From what I hear,  Ducati and potential superbike newcomers KTM have sent a joint letter to WSB organisers FG Sport demanding 1200 twins be allowed into WSB, and that a decision be made by the end of this month. If those demands are not met, Ducati will quit WSB and KTM will not bother building bikes.

But if Ducati do continue in BSB, any idea of building special and, by definition, very expensive, 1200cc versions of the current 1098 model may be tempered by a change in the homologation requirements. The new BSB rules require manufactures of over100,000 units to have registered 200 machines in the UK of they type they wish to race.

While a smaller manufacturer like Ducati who produce under 100,000 units have to register 100 machines in the UK. And by the term registered, it means registered for road use by June next year. 

Higgs said: “In our initial rules proposal we set the lower limit for homologation of 50 registered machines but we took a decision to up it to 100 to rule our purpose-built factory bikes. The aim is for everyone to build race bikes from showroom stock motorcycles that anyone can buy.”

Honda boss Neil Tuxworth was happy with the proposed new rules.

He said: “We’re happy because it allows everybody to compete at the same level and it stops people having one-off bikes built.

“I’m pleased my proposal to replace the word ‘importer’ with registered for the road’ has been accepted into the homologation regulation. It stops any manufacturer bringing bikes in just for the homologation procedure and then taking them away again. Now the bikes have to be registered for the road so it really is a true production-based class again.

“It’s also good news that British, American and Japanese series rules are all similar and now it’s up to Flammini to decided what he wants to do.”

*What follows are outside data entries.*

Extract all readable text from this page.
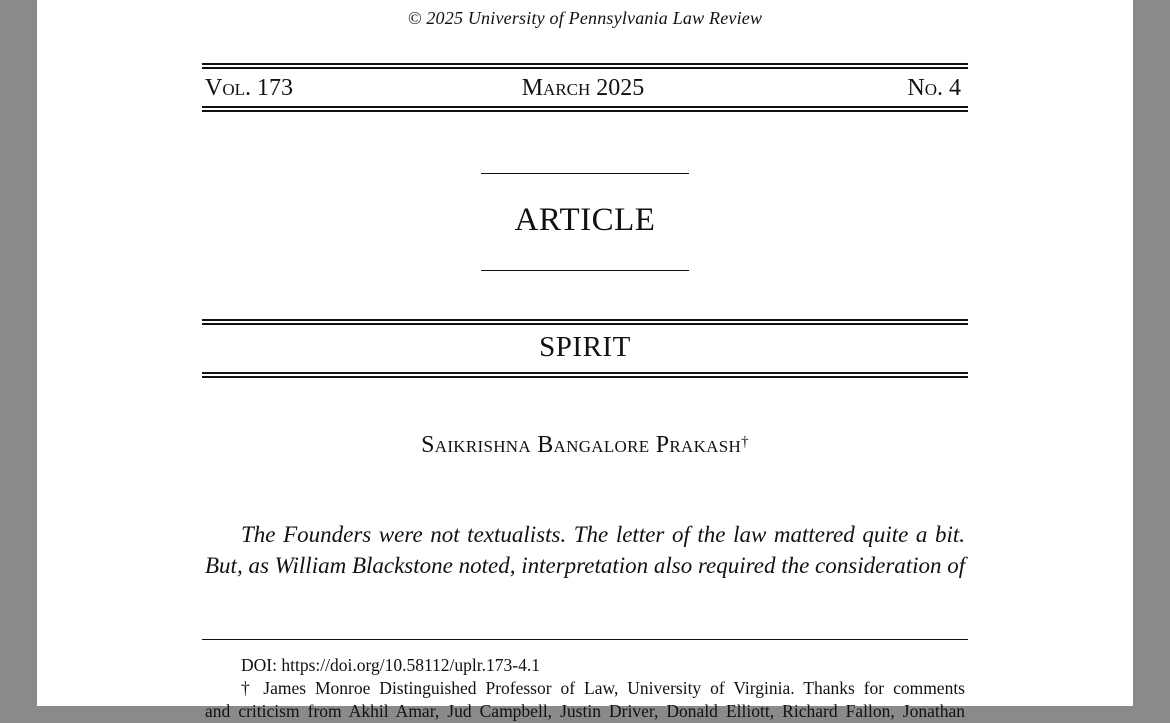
© 2025 University of Pennsylvania Law Review
Vol. 173	March 2025	No. 4
ARTICLE
SPIRIT
Saikrishna Bangalore Prakash†
The Founders were not textualists. The letter of the law mattered quite a bit.
But, as William Blackstone noted, interpretation also required the consideration of
DOI: https://doi.org/10.58112/uplr.173-4.1
† James Monroe Distinguished Professor of Law, University of Virginia. Thanks for comments
and criticism from Akhil Amar, Jud Campbell, Justin Driver, Donald Elliott, Richard Fallon, Jonathan
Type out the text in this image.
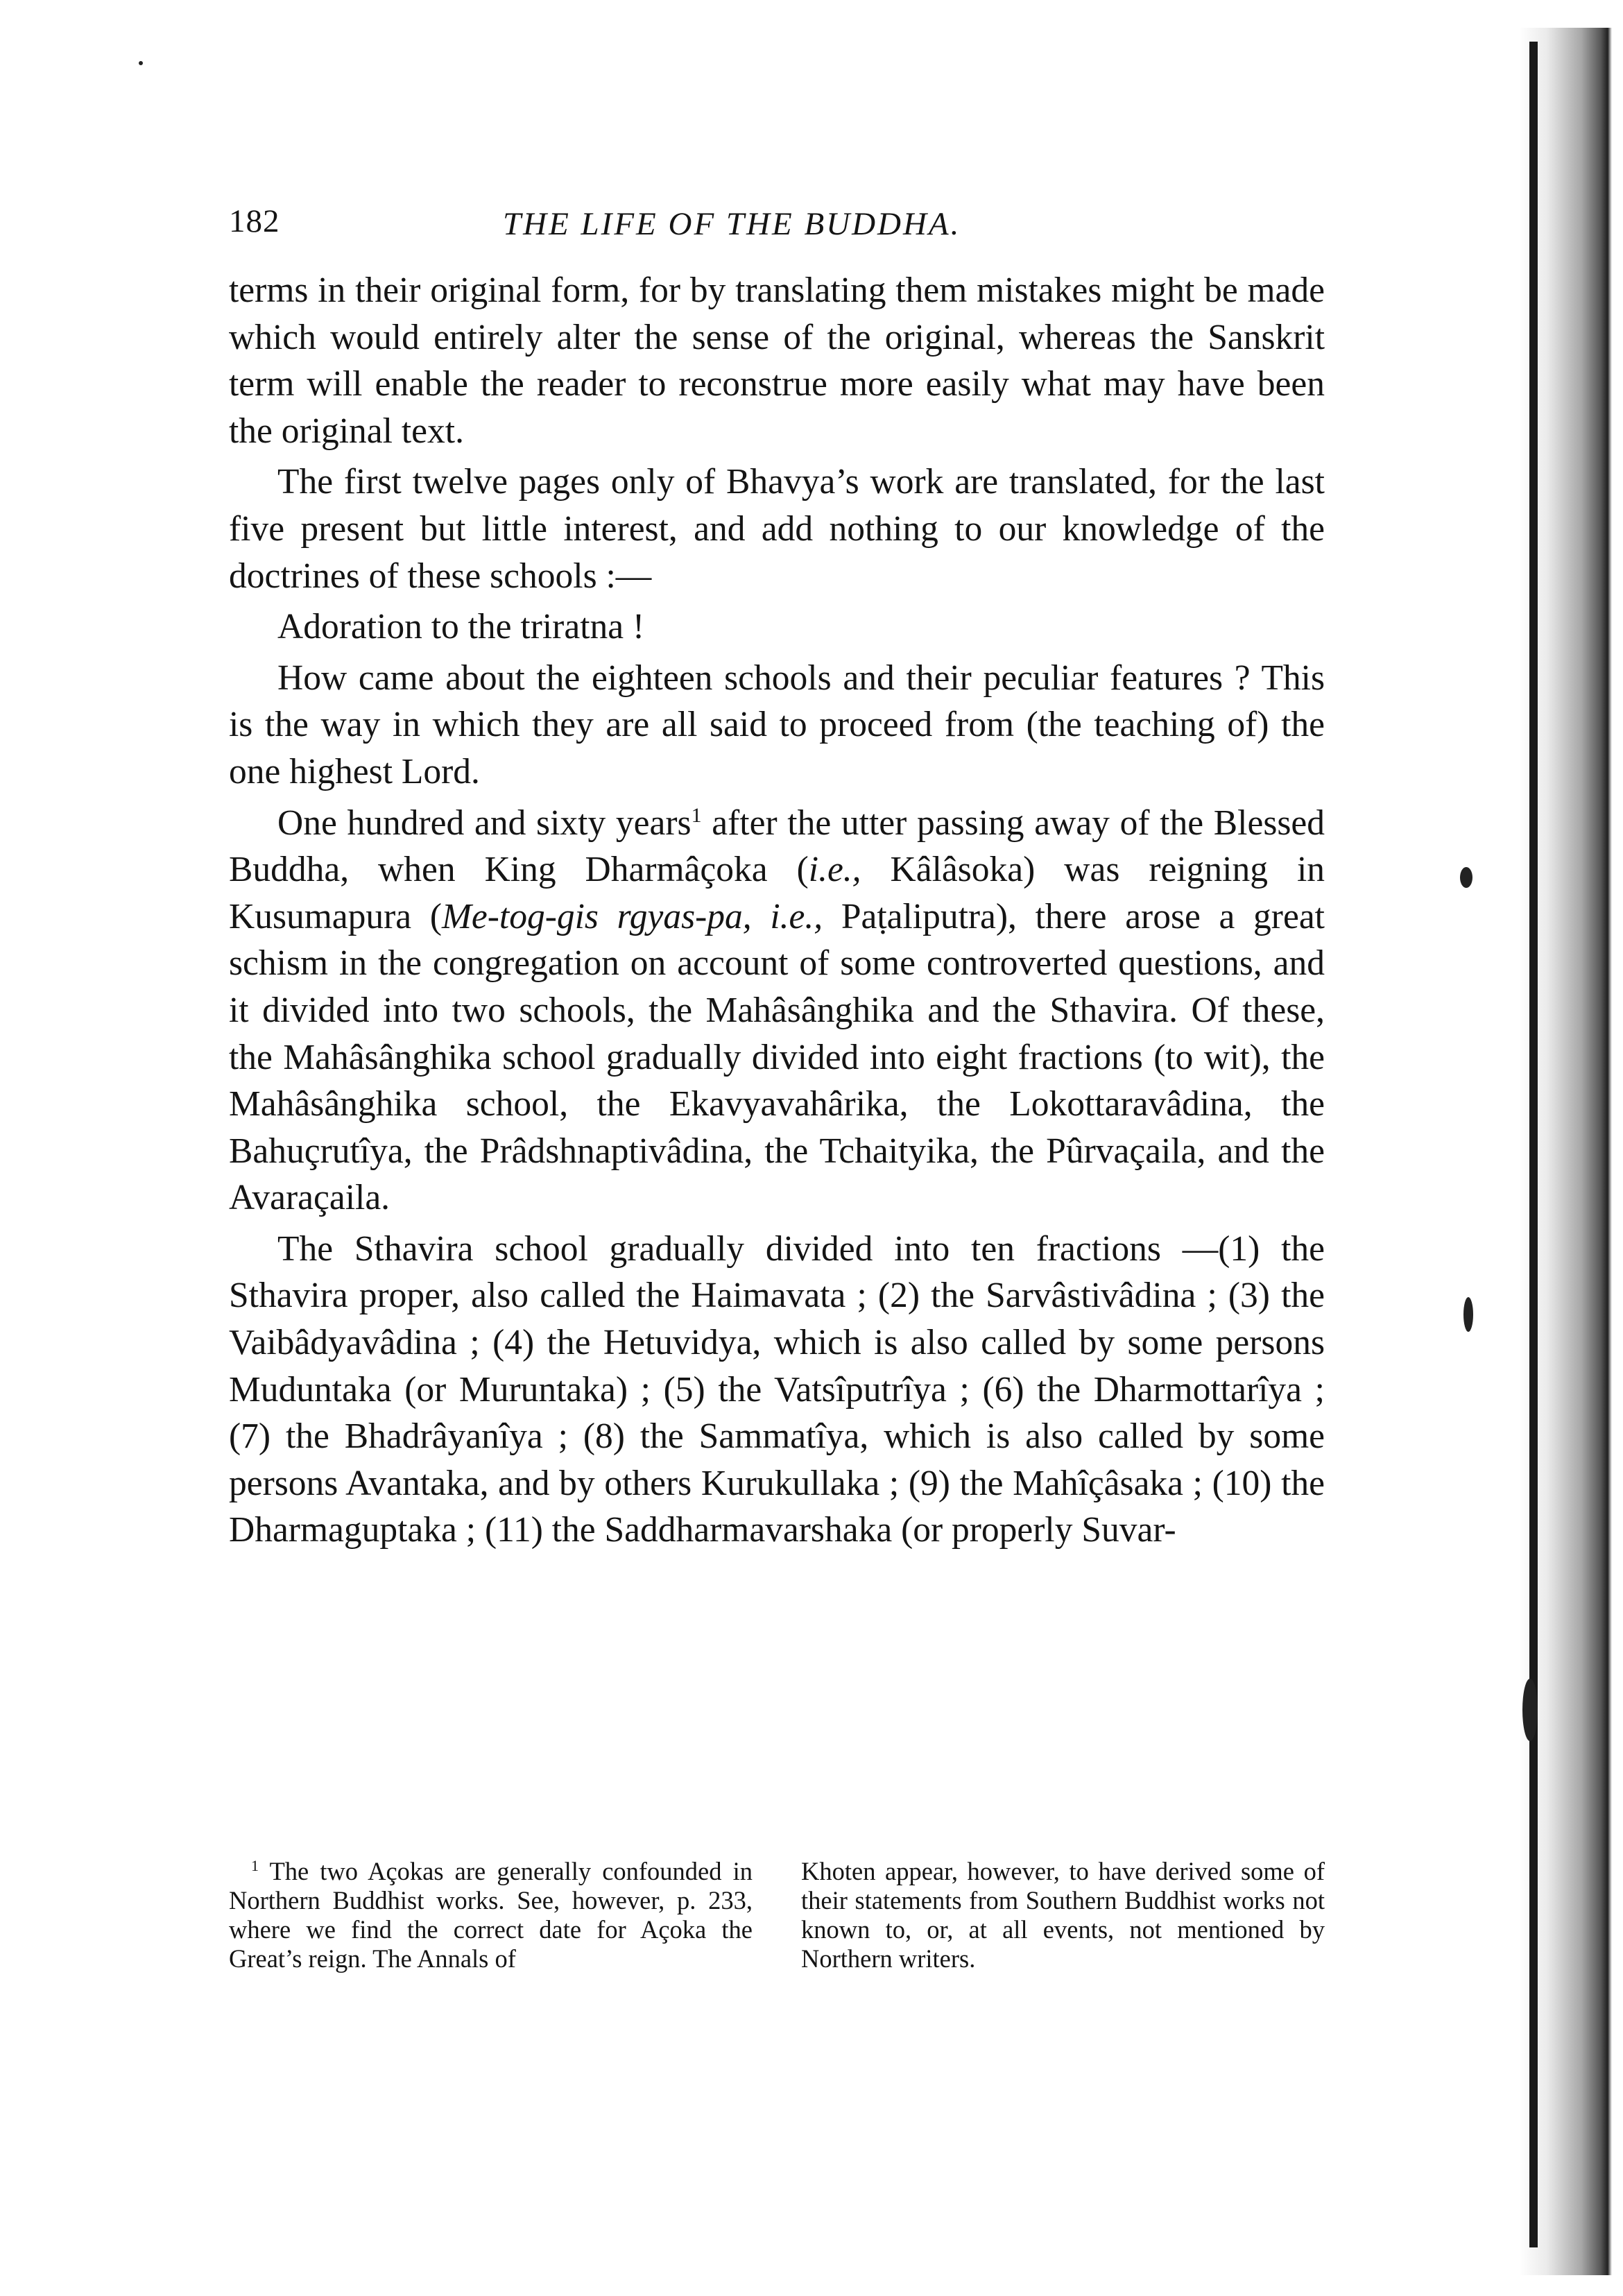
182	THE LIFE OF THE BUDDHA.

terms in their original form, for by translating them mistakes might be made which would entirely alter the sense of the original, whereas the Sanskrit term will enable the reader to reconstrue more easily what may have been the original text.

The first twelve pages only of Bhavya’s work are translated, for the last five present but little interest, and add nothing to our knowledge of the doctrines of these schools :—

Adoration to the triratna !

How came about the eighteen schools and their peculiar features ? This is the way in which they are all said to proceed from (the teaching of) the one highest Lord.

One hundred and sixty years$^1$ after the utter passing away of the Blessed Buddha, when King Dharmâçoka (i.e., Kâlâsoka) was reigning in Kusumapura (Me-tog-gis rgyas-pa, i.e., Paṭaliputra), there arose a great schism in the congregation on account of some controverted questions, and it divided into two schools, the Mahâsânghika and the Sthavira. Of these, the Mahâsânghika school gradually divided into eight fractions (to wit), the Mahâsânghika school, the Ekavyavahârika, the Lokottaravâdina, the Bahuçrutîya, the Prâdshnaptivâdina, the Tchaityika, the Pûrvaçaila, and the Avaraçaila.

The Sthavira school gradually divided into ten fractions —(1) the Sthavira proper, also called the Haimavata ; (2) the Sarvâstivâdina ; (3) the Vaibâdyavâdina ; (4) the Hetuvidya, which is also called by some persons Muduntaka (or Muruntaka) ; (5) the Vatsîputrîya ; (6) the Dharmottarîya ; (7) the Bhadrâyanîya ; (8) the Sammatîya, which is also called by some persons Avantaka, and by others Kurukullaka ; (9) the Mahîçâsaka ; (10) the Dharmaguptaka ; (11) the Saddharmavarshaka (or properly Suvar-

$^1$ The two Açokas are generally confounded in Northern Buddhist works. See, however, p. 233, where we find the correct date for Açoka the Great’s reign. The Annals of

Khoten appear, however, to have derived some of their statements from Southern Buddhist works not known to, or, at all events, not mentioned by Northern writers.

Rizla Suzuki’s Simon Buckmaster added: “I couldn’t see any argument against the proposed rules. The teams agreed last year so it was just a case of rubber-stamping them. The rules are now unified across the States, Japan and Britain. It’s all very positive.”

Virgin Media’s Rob McElnea put in a last minute proposal to have superbike engines and supersport chassis, on the ground that the current chassis costs are prohibitive and more restrictions would not only reduced costs but also keep horsepower levels in check. His idea was thrown out on the grounds that it would have been against the ethos of reducing engine performance.

Another dissenter was MSS Discovery team boss Nick Morgan. He’s got a ton of experience managing a supersport team and this is his first year in BSB.

He said: “I’m dead against any manufacturer being given a capacity advantage, regardless of what configuration engine they have. Either we have a 100cc top limit or we don’t. I always hated the supersport rules allowing 750 twins when we all had 600 fours.”

And Jentin Yamaha team boss Bernie Toleman added: “This is a big blow to our team. They reckon it’s to save costs and help the smaller teams but it’s no help to us. We’re a small team but we’ve joined forced with Rousch Engineering and Pectel. One of the attractions for them was freedom to develop the engine side of the package.”

Airwaves Ducati team boss Colin Wright refused to comment on the new rules but said: “I’ve passed the information from the meeting to Ducati Corse but they’ve not made any comment so I’m not in a position to say anything.”

It’s not even so much what the BSB rules say, it’s whether or not FG Sport get their act together. If they’ve got any sense they’ll follow BSB’s lead and announce similar rules. That way Ducati might be encouraged to go full steam ahead with a superbike version of the 1098. And KTM might also be encouraged to follow suit.

I hope so because I can’t imagine superbike racing without the thundering V-twins. How about you?